Corpus of Electronic Texts Edition
The Wooing of Emer by Cú Chulainn (Author: [unknown])

paragraph 46

‘Great Crime again, I said, i.e. Ailbine.30 There was a famous king here in Erinn, viz,: Ruad, son of Rigdond, of Munster. He had an appointment of meeting with foreigners.31 He went to the meeting with the foreigners round the south of Alba 32 with three ships. Thirty were in each ship. The fleet was arrested from below in the midst of the sea. Throwing jewels and precious things into the sea did not get them off. Lots where cast among them for who should go into the sea and find out what it was that held them fast. The lot fell upon the king himself. Then the king Ruad, son of Rigdond, leapt into the sea. The sea at once closed over him. He lighted upon a large plain on which nine beautiful women met him. They confessed to him that it had been they that had arrested the ships, in order that he should come to them. And they gave him nine vessels of gold to sleep with them for nine nights, one night with each of them. He did so. Meanwhile his men were not able to proceed quickly through the power of the women. Said one woman of them it was her time of conceiving, and she would bear a son, and he would come to them to fetch his son on his return from the east.

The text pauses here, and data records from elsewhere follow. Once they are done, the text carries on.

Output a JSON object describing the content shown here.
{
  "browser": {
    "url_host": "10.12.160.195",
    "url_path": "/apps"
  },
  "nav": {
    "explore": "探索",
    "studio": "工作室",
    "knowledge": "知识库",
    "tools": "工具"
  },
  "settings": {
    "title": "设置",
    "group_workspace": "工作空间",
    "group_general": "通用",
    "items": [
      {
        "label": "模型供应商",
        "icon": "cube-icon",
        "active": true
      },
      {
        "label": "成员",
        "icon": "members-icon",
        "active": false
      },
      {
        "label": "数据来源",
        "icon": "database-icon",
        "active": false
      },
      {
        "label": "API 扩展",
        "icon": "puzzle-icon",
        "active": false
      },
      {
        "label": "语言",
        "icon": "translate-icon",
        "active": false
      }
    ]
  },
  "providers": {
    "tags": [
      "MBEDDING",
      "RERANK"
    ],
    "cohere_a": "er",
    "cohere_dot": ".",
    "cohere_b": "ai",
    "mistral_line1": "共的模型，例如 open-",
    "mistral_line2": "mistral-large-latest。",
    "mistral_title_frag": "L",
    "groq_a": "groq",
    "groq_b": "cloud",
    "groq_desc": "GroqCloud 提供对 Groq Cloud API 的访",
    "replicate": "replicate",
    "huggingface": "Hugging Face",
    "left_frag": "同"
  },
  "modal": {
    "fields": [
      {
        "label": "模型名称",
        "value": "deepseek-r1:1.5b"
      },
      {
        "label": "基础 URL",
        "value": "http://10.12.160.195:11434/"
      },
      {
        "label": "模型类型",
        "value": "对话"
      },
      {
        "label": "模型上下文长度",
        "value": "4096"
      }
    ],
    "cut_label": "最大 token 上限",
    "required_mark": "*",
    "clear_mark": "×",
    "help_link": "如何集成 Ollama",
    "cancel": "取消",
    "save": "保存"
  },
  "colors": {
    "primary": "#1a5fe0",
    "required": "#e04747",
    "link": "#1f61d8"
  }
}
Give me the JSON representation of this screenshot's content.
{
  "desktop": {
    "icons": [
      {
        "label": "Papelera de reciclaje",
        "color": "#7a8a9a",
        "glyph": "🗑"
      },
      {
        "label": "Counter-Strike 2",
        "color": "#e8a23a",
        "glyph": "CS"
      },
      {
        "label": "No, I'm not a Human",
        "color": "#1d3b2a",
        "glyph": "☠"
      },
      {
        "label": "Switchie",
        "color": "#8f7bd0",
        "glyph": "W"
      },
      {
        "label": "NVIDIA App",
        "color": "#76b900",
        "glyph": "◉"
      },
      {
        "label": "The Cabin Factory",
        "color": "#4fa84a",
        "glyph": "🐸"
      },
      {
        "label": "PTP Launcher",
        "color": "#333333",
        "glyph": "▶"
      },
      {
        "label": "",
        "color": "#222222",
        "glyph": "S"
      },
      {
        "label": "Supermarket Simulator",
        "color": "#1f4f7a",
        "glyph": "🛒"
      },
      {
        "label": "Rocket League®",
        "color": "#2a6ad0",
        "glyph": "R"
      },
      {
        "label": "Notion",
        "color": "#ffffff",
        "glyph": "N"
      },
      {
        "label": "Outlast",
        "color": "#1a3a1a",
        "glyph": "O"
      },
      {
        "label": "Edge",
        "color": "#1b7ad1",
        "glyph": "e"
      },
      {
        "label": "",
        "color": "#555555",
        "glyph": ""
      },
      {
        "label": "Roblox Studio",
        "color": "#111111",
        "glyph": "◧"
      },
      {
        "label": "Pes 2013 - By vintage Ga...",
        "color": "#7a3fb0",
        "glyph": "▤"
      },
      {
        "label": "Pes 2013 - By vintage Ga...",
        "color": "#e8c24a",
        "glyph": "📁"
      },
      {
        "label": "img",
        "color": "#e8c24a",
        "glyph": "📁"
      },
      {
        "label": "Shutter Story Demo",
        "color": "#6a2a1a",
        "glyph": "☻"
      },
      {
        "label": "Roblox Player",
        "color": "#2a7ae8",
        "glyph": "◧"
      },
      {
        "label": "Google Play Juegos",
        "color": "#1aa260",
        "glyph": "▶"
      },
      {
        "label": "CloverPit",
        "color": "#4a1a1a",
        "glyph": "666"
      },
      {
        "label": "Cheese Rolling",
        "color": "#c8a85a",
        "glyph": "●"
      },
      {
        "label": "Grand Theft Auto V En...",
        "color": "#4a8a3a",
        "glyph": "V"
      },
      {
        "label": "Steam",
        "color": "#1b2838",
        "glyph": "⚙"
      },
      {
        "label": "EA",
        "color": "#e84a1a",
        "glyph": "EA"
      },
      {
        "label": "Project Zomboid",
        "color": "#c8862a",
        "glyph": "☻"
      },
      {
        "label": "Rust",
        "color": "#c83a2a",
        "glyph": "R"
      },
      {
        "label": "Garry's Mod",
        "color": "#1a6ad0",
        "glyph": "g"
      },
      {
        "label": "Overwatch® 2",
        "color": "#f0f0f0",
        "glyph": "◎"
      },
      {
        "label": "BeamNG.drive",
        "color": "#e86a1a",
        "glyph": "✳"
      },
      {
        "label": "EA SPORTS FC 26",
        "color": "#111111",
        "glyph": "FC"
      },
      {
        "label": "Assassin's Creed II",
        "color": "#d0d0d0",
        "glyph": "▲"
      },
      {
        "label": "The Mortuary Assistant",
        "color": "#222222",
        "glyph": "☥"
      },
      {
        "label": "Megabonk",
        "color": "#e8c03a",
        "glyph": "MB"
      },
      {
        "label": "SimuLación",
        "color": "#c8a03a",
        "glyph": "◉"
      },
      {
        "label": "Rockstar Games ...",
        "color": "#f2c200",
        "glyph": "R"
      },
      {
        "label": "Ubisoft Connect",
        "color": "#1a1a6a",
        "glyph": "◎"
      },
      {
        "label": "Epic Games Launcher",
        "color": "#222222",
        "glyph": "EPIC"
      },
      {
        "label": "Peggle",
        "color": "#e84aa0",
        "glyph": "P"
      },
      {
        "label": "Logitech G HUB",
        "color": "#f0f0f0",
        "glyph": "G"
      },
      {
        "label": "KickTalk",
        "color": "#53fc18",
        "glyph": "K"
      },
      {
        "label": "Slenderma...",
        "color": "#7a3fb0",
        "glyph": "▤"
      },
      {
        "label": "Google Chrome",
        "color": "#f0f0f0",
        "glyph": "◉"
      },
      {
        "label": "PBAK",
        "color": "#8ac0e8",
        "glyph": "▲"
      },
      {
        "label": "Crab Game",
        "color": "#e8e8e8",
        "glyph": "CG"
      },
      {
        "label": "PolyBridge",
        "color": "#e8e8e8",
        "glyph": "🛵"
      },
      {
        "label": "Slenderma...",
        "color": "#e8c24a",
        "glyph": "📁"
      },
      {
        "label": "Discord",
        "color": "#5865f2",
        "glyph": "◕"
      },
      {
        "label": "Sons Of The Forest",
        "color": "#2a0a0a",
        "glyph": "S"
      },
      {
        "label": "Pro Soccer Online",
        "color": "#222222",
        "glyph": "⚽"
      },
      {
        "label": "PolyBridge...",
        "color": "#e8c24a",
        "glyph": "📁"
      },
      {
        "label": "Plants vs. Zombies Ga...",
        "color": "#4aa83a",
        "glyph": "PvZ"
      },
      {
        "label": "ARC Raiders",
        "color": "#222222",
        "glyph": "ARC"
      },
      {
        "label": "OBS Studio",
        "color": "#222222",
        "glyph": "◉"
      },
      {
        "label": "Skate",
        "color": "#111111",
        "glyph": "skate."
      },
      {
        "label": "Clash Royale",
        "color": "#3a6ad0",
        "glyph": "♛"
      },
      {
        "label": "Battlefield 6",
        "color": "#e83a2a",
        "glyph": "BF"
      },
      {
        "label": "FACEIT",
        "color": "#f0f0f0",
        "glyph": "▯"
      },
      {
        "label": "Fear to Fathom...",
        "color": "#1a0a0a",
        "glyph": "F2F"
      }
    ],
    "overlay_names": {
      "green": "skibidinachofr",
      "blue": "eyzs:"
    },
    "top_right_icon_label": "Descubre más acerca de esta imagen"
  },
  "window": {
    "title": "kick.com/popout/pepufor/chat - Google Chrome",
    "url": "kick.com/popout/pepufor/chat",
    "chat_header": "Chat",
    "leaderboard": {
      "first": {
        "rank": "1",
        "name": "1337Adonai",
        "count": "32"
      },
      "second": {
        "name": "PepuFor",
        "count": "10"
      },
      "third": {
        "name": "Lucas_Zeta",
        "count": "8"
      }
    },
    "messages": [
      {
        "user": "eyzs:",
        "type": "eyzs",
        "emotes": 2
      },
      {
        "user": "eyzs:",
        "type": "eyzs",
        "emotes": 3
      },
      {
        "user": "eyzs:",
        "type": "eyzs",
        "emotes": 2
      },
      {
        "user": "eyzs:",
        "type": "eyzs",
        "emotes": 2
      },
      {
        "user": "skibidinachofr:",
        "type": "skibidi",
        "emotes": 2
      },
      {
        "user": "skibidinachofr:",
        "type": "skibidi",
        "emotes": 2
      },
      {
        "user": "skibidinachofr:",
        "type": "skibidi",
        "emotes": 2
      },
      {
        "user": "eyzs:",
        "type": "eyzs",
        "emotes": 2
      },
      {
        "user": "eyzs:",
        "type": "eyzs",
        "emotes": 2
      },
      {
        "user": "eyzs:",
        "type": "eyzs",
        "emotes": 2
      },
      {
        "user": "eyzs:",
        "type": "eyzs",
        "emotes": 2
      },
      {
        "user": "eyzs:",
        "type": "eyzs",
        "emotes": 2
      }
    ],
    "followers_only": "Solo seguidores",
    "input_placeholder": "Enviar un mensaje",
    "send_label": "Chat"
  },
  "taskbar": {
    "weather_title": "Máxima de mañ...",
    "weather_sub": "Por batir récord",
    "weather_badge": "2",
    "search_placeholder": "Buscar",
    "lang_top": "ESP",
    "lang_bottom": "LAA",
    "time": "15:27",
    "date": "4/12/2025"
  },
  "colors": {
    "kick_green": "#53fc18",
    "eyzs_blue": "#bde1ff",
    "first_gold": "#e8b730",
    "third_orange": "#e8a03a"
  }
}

Then he joined his men, and they went on their voyage. They stayed with their friends to the end of seven years, and then went back a different way and did not go near the same spot. And they landed in the bay of Ailbine. There the women came up to them. The men heard their music in their brazen ship. While they were stowing their fleet, the women came ashore and put the boy out of their ship on the land where the men were. The harbour was stony and rocky. Then the boy
[...]
one of the stones, so that he died of it. The women saw it and cried all together: Ollbine, Ollbine! i.e. 'great crime'. Hence it is called Ailbine.’